En español | All cruise lines arrange shore excursions, some of them very expensive, to help you make the most of your time in every port of call. But when is it worth it to pay top dollar? Is it better to plan a day trip on your own? Should you just jump off the ship, do your own thing and then jump back on? Here are some questions to ask yourself so you can enjoy every port just the way you want.
1. Just want to be tourist-for-a-day?
The cruise line will always try to sell you an excursion, but if you just want to walk around town, shop or visit the local beach, pick up a map and go it alone. In St. Thomas you can shop till you drop right near the ship and get to the beach easily by cab. In Tallinn, Estonia, the medieval Old Town plus plenty of shops and restaurants are within walking distance of the dock. And don't forget that you can often find hop-on hop-off buses that make it simple and fun to get an overview of everything, with more in-depth glimpses wherever you choose.
2. Do you want to avoid the big bus?
Many cruises offer private and semiprivate city tours in cars and vans for people who don't want to climb aboard a bus. You can explore with a personal guide or get a private, after-hours tour of a museum that's always packed during the day. You can save money by hiring a private taxi or guide yourself, but be sure to negotiate a flat rate — based on your destination, the number of people in your group and the approximate amount of time you'll need — before you depart.
3. Do you want to venture far afield?
If you want to see something well beyond the port — say, the Mayan ruins of Tulum from Cozumel, a trip that requires a ferry to the mainland and a bus ride — it makes sense to take an organized excursion. Booking your tour directly can be cheaper and less crowded than one planned by the cruise line, but remember: You'll be working with local transportation and schedules, and if you miss the ship's departure, it's big bucks to get to the next port on your own.
4. Do you want to immerse yourself in local culture?
Some shore excursions planned by the cruise line provide a hands-on local experience that you probably won't find on your own: a visit, say, to a vineyard to pick grapes and taste the product. Cooking classes, art lessons, dance performances or workshops serve up memorable experiences with unique cultures.
5. Do you want to relax in luxury?
Visits to secluded beaches, scenic sails with rum flowing liberally, romantic catamaran cruises — these excursions are all designed to remind you why you took a cruise in the first place: to sit back and relax. Book one if you're craving that kind of day.
6. Are you dreaming of a bucket-list experience?

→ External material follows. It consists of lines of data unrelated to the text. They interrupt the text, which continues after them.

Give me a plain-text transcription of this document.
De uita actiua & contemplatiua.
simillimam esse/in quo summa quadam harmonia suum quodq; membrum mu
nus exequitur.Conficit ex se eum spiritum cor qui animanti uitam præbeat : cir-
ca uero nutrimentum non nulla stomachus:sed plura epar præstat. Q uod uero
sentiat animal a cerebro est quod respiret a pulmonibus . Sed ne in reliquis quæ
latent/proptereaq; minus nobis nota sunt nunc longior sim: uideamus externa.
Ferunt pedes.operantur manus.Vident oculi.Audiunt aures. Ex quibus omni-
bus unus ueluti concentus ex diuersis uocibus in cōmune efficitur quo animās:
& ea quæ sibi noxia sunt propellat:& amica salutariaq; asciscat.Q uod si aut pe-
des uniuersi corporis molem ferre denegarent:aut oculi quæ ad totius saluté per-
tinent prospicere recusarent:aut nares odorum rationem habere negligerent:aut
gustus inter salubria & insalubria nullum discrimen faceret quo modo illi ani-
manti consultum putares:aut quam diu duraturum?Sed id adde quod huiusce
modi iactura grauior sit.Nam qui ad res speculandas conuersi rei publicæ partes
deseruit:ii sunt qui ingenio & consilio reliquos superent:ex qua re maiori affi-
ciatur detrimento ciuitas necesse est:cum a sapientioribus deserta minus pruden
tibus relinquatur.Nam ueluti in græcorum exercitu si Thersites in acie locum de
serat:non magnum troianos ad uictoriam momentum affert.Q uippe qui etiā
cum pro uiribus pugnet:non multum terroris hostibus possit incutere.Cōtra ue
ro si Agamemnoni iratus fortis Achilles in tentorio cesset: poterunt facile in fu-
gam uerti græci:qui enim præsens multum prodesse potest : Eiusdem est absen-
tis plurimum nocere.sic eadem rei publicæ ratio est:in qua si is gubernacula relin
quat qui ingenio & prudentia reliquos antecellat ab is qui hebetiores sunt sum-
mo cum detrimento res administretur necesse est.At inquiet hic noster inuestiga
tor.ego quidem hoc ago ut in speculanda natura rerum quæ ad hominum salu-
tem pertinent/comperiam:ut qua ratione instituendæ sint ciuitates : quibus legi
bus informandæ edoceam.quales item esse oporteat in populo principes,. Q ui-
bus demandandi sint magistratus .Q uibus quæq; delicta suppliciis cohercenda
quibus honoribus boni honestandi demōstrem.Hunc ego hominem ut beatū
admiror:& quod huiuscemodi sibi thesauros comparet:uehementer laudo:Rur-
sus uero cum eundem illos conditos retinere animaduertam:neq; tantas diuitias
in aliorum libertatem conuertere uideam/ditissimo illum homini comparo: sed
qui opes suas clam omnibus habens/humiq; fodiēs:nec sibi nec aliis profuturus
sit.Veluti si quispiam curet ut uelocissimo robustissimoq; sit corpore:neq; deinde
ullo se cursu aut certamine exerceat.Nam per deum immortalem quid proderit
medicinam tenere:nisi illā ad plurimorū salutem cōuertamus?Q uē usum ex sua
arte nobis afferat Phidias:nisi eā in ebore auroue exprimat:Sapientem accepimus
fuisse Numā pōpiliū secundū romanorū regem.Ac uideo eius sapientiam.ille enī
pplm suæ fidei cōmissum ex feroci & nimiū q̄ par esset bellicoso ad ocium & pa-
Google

Have you always wanted to kayak in the Sea of Cortez, swim with dolphins in Mexico, dog-sled in Alaska or zip-line in a Costa Rican jungle? For these adventures, consider booking an excursion. You can research beforehand and choose an independent company, cutting out the middleman (the cruise line). But remember that the cruise line will have vetted the local operator for quality and safety so you won't have to. One other thing to think about: Is the level of physical activity involved appropriate for you? Make sure that question is answered before booking.